Bruce Redding is the inventor of ultrasound microcapsule technology that has helped build space shuttles, given flavor to Fruit Roll-Ups, and in his own words, made Hamburger Helper "not taste like cardboard."

Now, that microcapsule technology is doing something completely new: administering insulin to diabetics through a transdermal patch. 

Transdermal Specialties Global (TSG), a Frederick company of which Redding is the CEO, is currently in phase three of having their transdermal insulin patch approved by the Food and Drug Administration. When it's approved, it could help up to 30 million type two diabetics in the United States alone.

There is currently no way to administer insulin to diabetics except injections, since insulin is a large molecule. Hence, insulin can't be taken in a digestible pill form or a patch, like a nicotine or birth control patch. Transdermal Specialties Global's U-STRIP would be the first product of its type.

TSG relocated to Frederick in the middle of March, right before they had to shut down due to the COVID-19 pandemic. Redding's friend had a laboratory space they weren't using and offered half of it to TSG, giving them more space than they previously had in their Philadelphia base. 

TSG's patch uses ultrasound waves to open the skin's pores and push the drug in. Unlike usual ultrasound waves, it won't burn the skin or the drug.

"Our ultrasound is unique. We have two wave forms: a sawtooth wave which opens your pores. And a square wave which pushes the drug into the skin," Redding said. "So it's a combination ultrasonic waveform. You can't feel it. ... Most people can't hear it."

Redding did say, however, that dogs will be able to hear the device if they are close by. 

With the help of a small pager-sized device that can be worn on a belt, diabetics will be able to simply set their weight and glucose meters and then push a button when they plan to eat. The patch will administer four units of insulin before or after their meal to counteract the carbohydrates in the food. 

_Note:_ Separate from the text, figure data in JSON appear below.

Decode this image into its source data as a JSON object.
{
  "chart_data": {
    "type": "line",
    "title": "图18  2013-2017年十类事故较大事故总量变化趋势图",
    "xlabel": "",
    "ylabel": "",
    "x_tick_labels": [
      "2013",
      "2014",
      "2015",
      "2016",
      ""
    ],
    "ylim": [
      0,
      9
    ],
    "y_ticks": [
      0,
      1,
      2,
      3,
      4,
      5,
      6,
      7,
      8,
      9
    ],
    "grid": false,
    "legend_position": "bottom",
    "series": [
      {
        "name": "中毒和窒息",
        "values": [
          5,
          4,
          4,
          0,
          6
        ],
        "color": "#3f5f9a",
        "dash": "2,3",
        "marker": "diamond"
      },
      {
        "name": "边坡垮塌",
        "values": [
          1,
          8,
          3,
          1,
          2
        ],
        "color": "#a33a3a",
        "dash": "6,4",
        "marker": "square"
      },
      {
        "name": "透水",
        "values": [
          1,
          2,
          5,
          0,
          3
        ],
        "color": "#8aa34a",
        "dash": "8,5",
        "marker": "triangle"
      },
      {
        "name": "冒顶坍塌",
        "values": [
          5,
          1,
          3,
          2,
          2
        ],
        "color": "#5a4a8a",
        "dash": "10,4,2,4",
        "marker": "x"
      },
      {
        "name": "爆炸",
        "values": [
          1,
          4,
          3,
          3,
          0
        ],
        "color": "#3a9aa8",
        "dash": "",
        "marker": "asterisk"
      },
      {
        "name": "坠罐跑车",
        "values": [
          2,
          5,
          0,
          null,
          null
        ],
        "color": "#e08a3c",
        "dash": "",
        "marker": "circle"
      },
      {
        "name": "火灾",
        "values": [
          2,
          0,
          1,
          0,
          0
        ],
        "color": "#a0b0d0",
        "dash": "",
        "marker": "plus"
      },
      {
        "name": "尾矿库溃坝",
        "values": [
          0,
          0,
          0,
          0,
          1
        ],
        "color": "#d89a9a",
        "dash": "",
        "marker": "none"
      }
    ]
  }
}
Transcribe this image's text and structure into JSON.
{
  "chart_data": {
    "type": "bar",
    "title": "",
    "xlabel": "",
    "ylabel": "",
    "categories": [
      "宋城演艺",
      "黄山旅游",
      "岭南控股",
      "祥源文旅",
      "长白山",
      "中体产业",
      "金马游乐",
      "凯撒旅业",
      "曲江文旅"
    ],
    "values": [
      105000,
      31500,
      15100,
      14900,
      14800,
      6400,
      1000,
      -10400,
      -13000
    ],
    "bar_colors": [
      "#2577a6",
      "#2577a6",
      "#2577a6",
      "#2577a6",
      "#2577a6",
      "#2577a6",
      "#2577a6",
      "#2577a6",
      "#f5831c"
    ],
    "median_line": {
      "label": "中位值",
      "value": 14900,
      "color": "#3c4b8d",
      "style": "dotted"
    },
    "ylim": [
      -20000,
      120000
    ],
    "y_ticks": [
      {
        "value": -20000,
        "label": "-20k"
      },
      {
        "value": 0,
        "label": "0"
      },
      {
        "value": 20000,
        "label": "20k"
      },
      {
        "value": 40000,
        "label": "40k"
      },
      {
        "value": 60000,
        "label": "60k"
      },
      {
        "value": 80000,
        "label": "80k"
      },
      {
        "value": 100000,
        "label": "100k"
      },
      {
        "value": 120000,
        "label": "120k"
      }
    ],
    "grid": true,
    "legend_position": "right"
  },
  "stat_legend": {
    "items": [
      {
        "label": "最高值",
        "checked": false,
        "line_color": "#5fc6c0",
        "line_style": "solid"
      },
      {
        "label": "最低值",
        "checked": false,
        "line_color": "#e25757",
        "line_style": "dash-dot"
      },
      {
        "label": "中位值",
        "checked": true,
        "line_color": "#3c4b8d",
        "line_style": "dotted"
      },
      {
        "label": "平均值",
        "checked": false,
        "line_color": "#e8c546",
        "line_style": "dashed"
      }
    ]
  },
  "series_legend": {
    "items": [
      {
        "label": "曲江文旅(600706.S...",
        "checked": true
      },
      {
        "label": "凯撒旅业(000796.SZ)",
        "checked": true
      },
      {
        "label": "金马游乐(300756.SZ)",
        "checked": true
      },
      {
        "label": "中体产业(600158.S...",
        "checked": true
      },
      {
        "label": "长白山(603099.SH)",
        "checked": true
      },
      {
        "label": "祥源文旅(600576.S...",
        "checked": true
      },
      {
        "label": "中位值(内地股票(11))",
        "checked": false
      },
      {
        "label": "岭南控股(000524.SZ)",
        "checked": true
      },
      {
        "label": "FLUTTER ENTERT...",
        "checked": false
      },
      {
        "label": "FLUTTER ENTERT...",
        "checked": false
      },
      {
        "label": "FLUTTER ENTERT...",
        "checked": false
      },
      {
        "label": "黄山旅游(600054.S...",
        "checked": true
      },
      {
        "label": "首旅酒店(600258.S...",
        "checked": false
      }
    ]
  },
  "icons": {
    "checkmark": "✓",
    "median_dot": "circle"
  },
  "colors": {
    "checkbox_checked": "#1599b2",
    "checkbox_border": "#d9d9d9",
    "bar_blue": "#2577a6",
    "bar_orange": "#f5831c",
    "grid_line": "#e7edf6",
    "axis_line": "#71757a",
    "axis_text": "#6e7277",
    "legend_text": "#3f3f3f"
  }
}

This is different from the current process of figuring out the carbohydrate intake of the meal ahead of time.

"Nobody remembers to do that. In reality you're supposed to go 20 minutes ahead and inject yourself with insulin," Redding said. "In this case, you just press what's called the bolus button and it automatically delivers a dose."

The coronavirus has changed the way some drugs are being tested, which has thrown a loop in TSG's plan to get FDA approval. Usually a phase three test would require a 90-day trial. But because a trial of that length would require volunteers to come in and out of testing facilities multiple times, potentially spreading COVID, the FDA has lowered that requirement to a 14-day "time in range" test, where volunteers stay in one facility.

The company decided to build out their own clinic on Thomas Johnson Drive to conduct their first trial, before taking it to medical institutions such as Johns Hopkins and Harvard. The first trial will include six diabetic men and will be conducted in January.

All volunteers must receive a negative COVID test before entering the trial. They will be required to stay in the facility for 14 days, and will have their meals catered and a nurse on call in case of emergency. 

"We've even put table tennis in one of the side rooms and a pool table, you know anything to keep them occupied while they stay there," Redding said.

Volunteers will be reimbursed for their time. 

Later in the spring, TSG will be traveling to Korea to test their product there. They can have the patch approved by the end of 2021.

"I think Korea's had less than 500 people die from COVID in the last year, so it's the place to go now for clinical trials because you don't have to worry about COVID infections," Redding said. He and his team will have to quarantine after arriving in the country and after leaving. 

Redding estimates a 2022 launch of the insulin patch in the United States.

The company is also planning on using the same patch technology to administer the Parkinson's drug apomorphine. Currently, Parkinson's patients would have to inject their medication when they feel a tremor coming on. With the new technology, they could simply push the button on their patch to administer the drug.

"He feels a tremor coming on, he would wear this device, he would press one button, which would turn it on," Redding said. "The second button it delivers a dose of drug called apamorphine which knocks down the tremors in the first hour. Then it goes to a lower dose every hour thereafter."

Redding is excited to offer not only an easier option to diabetics, but also a much cheaper and safer one than products like needles and the pump. Needles cost about $4.50/day, dial-up needles cost about $16/day, and the pump costs about $28/day. The patch is on par with needles at $4.50/day.

"The problem with the needle is you have to remember when to take your dose, with the strip, you just time it in, it'll automatically do it," Redding said. "And you don't risk any infection because it's a patch there's no needles stuck in you."